Among the common complaints, according to the lawsuit:

Leaks: one resident sleeps in her living room because of a leak in her bedroom; three more report leaks in bathrooms; and another said her ceiling collapsed after being soaked with water from a leak.

Mold: Nine tenants reported visible mold. One resident tested mold in her unit and shared the results — a "dangerous" rating — with Weatherly, who was the head of maintenance for AHA before becoming director of the Housing Authority. He did nothing to address the mold problem, the lawsuit alleges.

Shower curtains for doors: Several residents said that when their closet doors broke, the AHA replaced them with shower curtains.

Pests: Six tenants reported roaches, termites or bed bugs.

Tenant Wanda Sykes has fallen on stairs and claims she is under emotional distress.

Resident Tonya Brown has a doctor's statement that the mold environment at Westvale is detrimental to her health. She has been diagnosed with chronic obstructive pulmonary disease and uses an inhaler to breathe. Brown has requested that the Housing Authority allow her to move from Westvale, according to the lawsuit.

 Harassment claims

Repairs either don't occur or are slow in arriving, according to the lawsuit. And some responses include alleged sexual harassment by maintenance men.

One woman, identified as Jane Doe, said she was sexually harassed by two maintenance workers. One of the workers told her she would have her carpets cleaned faster if she performed a sexual act. Another maintenance man allegedly touched her breasts on more than one occasion when she walked past him in a stairway.

Another resident said she asked Weatherly about the possibility of moving to a larger apartment. The woman said he "suggestively" told her she could move in with him.

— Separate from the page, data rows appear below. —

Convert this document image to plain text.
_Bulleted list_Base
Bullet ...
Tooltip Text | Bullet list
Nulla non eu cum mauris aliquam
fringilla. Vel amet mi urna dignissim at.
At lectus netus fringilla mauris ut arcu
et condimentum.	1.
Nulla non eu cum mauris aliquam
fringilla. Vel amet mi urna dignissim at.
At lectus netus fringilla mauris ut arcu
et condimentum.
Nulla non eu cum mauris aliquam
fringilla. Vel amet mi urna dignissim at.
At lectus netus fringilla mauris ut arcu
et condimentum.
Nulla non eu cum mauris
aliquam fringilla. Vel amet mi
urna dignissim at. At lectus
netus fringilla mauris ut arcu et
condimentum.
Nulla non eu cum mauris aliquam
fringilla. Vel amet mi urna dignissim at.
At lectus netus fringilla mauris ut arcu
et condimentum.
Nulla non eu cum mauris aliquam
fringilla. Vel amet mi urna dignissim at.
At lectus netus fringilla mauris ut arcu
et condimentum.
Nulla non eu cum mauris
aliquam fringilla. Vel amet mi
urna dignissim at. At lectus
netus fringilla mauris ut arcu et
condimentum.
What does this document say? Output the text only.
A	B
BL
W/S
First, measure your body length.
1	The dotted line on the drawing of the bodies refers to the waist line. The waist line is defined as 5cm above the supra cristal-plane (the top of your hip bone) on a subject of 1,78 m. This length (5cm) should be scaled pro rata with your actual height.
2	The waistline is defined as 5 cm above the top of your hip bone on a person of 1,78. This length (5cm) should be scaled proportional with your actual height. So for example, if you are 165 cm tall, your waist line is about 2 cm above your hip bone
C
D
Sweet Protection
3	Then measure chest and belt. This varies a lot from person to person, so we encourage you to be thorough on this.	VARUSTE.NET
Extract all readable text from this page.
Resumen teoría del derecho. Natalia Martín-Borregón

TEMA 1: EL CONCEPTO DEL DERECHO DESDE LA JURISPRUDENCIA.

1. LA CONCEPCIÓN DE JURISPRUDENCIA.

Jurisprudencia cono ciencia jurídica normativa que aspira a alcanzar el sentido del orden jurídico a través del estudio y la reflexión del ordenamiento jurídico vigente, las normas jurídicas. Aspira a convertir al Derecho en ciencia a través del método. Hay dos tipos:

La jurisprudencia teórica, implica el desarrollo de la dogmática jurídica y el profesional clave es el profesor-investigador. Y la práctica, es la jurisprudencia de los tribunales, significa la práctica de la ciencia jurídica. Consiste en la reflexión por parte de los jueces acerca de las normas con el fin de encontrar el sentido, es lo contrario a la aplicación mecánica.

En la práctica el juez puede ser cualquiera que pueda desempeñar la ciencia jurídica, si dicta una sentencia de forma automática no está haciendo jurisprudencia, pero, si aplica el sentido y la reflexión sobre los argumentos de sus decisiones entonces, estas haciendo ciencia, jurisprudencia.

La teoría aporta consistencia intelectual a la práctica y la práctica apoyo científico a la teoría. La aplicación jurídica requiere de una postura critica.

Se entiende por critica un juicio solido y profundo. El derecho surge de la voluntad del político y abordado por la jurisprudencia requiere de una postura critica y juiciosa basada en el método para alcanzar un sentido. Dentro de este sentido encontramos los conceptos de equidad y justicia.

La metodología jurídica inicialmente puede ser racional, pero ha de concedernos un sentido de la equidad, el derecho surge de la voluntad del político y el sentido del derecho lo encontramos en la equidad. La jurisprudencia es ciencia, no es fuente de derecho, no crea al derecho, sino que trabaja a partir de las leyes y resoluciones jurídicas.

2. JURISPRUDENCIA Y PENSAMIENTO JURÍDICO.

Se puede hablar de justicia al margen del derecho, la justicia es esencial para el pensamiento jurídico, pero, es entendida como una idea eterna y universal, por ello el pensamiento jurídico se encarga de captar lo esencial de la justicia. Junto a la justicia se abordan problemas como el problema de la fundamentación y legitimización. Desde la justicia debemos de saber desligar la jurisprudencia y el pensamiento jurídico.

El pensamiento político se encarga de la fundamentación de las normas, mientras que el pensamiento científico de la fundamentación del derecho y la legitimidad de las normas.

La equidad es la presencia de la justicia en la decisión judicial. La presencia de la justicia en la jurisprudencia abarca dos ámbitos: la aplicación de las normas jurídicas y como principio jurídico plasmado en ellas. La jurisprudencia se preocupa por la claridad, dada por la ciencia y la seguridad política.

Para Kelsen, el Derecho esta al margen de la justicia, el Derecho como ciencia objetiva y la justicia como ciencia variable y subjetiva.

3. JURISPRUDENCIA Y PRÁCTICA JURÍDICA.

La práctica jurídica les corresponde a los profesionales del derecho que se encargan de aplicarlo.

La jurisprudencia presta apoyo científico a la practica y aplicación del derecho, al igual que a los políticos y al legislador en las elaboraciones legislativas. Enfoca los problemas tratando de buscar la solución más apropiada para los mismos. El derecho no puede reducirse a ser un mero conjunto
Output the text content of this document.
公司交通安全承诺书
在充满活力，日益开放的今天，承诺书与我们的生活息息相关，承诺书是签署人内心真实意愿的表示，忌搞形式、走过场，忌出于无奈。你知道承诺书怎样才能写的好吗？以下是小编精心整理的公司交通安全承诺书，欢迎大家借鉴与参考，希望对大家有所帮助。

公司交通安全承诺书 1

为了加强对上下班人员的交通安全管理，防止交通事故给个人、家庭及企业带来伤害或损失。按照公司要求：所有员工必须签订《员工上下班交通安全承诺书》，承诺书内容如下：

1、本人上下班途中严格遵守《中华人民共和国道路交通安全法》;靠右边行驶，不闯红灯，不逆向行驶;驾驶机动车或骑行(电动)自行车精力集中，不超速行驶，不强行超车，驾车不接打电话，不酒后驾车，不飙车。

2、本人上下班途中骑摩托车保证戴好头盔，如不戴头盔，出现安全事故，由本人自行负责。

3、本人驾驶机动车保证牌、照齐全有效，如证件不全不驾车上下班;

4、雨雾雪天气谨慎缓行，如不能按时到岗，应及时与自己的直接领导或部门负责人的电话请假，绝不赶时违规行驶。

Weatherly said he never said that to anyone. "That would be a lie," he said.

Another woman sought a restraining order against a Housing Authority maintenance worker, but the man continued to work at Westvale, the suit alleges.

AHA is represented by attorney Bill McCarty, who could not be reached for comment. Weatherly said McCarty lives in Bloomington but attends all the Housing Authority board meetings.

The Fair Housing Center notified AHA of its investigation by letter in July 2015. Some residents have since reported that repairs are being made for the first time in decades. But some residents also said that AHA employees have been asking which residents have cooperated in the investigation.

Besides seeking a ruling that the Housing Authority maintain "habitable conditions" at Westvale, the lawsuit seeks unspecified compensatory damages for some residents.